Johann Sebastian Bachs Weihnachtsoratorium (I, V, VI)

 

Bachs Weihnachtsoratorium besteht aus sechs Kantaten oder Teilen, die für den ersten (Teil I), zweiten (Teil II) und den damals noch existierenden dritten Weihnachtsfeiertag (Teil III), den Neujahrstag (Teil IV), den Sonntag nach Neujahr (Teil V) und den 6. Januar, das Epiphaniasfest, (Teil VI) komponiert wurden.

 

Der Originaltitel lautet:

„ORATORIUM

Welches

Die heilige Weynacht

über

In beyden

Haupt- Kirchen

zu Leipzig

musiziert wurde

Anno 1734“    C. F. Peters

 

Die Uraufführung fand um die Weihnachts- und Neujahrstage und den 6. Januar 1734/35 statt.

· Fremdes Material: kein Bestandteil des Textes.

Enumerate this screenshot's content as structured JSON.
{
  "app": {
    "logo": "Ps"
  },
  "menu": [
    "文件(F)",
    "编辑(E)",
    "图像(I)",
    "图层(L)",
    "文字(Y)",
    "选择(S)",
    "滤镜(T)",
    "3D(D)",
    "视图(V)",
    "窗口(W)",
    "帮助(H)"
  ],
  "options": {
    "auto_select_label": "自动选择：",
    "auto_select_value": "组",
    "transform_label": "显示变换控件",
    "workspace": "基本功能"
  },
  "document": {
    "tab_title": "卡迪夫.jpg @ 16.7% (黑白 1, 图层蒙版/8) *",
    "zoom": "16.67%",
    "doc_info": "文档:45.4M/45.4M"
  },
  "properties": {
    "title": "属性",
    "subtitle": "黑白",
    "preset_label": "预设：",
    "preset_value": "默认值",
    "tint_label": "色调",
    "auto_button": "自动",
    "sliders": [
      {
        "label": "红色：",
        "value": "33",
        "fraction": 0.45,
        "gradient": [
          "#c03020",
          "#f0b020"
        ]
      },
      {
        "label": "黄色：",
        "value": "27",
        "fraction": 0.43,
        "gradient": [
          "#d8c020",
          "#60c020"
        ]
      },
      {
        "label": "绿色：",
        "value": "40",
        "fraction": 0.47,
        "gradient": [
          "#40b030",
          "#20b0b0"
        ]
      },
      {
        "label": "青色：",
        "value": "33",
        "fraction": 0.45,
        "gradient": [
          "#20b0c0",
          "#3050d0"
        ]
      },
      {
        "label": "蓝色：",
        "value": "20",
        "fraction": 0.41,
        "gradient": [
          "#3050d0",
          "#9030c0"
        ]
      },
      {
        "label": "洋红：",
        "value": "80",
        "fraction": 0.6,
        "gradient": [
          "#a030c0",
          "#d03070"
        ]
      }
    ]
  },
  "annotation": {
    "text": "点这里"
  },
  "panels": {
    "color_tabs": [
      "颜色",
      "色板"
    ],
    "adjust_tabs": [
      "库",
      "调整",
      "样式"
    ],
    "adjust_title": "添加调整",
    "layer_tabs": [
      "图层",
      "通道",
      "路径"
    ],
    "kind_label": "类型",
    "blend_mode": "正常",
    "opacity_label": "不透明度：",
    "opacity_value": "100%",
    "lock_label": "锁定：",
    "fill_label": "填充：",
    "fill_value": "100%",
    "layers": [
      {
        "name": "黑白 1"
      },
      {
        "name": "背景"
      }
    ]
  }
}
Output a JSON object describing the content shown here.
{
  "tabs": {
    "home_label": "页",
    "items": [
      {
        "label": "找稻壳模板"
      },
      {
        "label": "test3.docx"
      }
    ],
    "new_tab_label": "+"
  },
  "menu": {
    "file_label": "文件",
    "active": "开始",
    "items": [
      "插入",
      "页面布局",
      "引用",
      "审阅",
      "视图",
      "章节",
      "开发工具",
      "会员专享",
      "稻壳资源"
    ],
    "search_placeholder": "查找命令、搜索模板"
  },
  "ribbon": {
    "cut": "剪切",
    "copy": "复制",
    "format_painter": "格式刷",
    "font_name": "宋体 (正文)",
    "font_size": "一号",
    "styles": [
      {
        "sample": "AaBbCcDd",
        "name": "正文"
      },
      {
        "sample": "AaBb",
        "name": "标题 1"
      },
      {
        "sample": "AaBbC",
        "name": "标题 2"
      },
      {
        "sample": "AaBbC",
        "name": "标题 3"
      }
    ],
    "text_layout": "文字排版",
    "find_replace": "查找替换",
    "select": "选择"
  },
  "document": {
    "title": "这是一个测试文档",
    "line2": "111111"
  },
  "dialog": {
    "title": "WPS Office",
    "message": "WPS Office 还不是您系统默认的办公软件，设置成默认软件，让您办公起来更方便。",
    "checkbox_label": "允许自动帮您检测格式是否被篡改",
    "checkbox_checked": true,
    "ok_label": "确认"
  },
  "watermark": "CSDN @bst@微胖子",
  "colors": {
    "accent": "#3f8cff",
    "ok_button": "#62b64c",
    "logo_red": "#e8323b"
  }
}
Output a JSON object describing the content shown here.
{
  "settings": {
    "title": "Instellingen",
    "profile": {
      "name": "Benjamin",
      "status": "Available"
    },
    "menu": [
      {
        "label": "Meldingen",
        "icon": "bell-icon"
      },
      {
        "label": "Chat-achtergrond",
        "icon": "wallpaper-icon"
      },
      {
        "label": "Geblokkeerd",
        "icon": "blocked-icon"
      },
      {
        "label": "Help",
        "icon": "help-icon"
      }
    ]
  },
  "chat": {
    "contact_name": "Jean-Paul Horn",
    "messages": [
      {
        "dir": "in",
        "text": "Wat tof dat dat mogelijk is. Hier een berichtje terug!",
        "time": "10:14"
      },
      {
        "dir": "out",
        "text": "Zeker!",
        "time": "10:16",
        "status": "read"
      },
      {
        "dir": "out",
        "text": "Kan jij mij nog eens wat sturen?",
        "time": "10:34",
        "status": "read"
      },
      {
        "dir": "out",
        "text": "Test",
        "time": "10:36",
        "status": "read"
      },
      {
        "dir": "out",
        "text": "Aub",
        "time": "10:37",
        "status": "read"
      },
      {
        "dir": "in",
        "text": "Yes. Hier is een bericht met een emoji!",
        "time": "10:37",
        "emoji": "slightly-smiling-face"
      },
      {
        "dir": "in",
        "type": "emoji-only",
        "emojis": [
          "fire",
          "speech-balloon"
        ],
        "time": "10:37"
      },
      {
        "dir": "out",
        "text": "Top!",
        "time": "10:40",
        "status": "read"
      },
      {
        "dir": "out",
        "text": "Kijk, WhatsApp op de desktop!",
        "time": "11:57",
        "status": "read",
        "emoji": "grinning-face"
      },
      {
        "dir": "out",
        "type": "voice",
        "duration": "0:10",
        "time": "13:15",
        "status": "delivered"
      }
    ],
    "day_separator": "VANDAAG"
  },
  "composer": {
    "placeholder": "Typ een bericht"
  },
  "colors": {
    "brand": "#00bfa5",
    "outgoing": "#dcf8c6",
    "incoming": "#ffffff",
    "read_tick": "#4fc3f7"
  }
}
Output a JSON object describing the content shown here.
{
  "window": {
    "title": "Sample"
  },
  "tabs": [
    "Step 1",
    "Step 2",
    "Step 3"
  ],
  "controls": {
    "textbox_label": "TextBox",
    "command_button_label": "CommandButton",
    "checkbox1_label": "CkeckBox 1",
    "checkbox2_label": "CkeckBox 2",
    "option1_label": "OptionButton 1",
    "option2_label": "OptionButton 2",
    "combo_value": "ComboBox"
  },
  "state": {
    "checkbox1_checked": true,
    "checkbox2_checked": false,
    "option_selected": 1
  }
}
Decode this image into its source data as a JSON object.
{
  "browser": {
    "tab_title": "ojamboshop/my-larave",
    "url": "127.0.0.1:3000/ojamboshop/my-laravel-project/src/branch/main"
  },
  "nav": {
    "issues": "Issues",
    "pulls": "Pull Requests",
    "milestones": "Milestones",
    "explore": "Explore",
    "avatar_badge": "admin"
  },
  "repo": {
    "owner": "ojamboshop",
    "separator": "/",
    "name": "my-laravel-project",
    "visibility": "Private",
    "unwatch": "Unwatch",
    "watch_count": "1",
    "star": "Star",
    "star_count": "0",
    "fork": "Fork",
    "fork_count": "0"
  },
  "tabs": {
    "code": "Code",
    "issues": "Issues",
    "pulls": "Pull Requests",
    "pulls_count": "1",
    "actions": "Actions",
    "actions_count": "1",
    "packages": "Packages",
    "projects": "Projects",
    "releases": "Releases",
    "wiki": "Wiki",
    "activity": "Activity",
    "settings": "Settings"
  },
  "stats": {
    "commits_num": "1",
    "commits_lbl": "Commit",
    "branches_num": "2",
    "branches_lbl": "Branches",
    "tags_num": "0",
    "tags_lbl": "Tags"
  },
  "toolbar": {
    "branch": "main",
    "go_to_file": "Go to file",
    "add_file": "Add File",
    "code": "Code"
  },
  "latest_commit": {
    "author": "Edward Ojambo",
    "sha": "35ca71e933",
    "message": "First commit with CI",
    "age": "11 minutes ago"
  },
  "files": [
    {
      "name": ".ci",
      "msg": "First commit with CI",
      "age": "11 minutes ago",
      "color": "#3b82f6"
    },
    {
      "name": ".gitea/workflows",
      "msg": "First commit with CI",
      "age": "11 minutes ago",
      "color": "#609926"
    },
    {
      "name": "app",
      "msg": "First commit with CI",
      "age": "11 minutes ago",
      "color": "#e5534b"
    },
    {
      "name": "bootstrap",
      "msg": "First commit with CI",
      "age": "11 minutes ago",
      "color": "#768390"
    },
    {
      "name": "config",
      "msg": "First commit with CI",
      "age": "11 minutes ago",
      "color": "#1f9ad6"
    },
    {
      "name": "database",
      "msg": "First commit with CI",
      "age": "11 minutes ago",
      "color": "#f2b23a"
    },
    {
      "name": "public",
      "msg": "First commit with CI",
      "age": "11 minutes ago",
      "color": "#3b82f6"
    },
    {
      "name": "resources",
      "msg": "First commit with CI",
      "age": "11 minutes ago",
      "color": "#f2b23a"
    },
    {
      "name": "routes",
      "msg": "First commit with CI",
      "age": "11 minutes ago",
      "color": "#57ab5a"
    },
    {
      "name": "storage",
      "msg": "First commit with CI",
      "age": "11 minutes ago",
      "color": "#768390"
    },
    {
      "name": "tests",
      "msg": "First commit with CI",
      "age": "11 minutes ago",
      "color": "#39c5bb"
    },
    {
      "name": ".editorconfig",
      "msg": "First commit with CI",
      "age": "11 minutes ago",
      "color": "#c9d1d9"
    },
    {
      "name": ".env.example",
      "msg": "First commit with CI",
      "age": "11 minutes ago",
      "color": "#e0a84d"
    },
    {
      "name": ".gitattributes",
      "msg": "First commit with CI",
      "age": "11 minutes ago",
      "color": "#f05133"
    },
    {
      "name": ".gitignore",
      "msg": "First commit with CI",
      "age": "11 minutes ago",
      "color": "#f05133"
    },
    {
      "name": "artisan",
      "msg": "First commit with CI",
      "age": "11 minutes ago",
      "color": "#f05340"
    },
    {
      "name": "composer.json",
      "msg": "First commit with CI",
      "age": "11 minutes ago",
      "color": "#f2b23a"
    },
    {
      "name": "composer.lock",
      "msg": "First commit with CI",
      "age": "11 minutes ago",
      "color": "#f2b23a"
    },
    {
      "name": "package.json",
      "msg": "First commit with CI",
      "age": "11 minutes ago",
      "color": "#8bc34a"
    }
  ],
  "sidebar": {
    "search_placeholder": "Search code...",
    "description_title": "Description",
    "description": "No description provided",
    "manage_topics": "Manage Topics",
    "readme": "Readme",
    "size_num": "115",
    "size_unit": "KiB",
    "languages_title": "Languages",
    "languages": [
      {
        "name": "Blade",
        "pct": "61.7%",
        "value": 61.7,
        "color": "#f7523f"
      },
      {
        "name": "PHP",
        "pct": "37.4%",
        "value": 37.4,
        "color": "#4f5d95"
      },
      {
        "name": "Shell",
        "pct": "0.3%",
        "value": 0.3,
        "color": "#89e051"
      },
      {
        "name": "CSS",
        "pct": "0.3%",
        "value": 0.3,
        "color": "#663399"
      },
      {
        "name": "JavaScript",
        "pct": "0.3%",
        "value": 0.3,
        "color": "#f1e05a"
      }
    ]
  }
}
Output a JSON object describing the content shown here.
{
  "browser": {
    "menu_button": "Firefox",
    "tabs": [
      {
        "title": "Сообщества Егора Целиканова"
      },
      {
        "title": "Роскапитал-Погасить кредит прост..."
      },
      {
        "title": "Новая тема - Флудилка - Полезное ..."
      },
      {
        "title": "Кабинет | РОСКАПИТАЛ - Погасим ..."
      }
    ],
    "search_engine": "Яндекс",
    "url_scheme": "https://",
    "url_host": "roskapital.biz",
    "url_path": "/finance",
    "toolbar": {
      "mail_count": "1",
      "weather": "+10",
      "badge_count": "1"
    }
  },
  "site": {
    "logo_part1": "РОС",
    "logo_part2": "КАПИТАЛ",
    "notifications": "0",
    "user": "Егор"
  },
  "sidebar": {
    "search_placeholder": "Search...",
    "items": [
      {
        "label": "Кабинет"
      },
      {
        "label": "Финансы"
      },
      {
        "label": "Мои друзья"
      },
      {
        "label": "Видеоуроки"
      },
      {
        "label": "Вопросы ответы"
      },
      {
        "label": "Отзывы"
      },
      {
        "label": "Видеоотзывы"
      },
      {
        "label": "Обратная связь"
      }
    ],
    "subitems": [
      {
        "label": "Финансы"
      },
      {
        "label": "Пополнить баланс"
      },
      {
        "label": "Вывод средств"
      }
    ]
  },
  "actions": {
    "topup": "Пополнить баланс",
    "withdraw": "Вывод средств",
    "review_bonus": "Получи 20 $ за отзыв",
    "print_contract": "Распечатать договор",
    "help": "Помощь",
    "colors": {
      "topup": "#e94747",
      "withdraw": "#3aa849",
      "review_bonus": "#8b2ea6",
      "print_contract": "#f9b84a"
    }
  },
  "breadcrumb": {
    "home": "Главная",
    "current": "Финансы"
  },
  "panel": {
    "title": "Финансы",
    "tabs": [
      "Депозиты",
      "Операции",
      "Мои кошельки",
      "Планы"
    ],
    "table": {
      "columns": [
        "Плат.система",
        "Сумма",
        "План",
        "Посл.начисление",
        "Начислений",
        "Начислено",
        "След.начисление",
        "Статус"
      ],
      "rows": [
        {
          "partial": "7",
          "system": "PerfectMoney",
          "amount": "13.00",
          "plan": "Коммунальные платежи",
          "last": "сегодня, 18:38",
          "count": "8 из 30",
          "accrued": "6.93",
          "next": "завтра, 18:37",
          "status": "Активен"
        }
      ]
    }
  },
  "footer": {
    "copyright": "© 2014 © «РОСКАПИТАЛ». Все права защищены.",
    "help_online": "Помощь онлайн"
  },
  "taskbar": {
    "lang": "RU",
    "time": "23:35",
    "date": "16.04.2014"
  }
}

Dies ist eine Besonderheit für unsere Aufführung, denn wir erleben auf den Tag genau 290 Jahre nach der Uraufführung, hier die Kantaten I, V und VI dieses faszinierenden Werkes.

Bach hat die sechs Kantaten zu einer Einheit zusammengeführt. Dies zeigen unter anderem die Einbindung der Choräle, die aufeinander bezogenen Tonarten, die er verwendet und die Dramatik der fortlaufenden Texte.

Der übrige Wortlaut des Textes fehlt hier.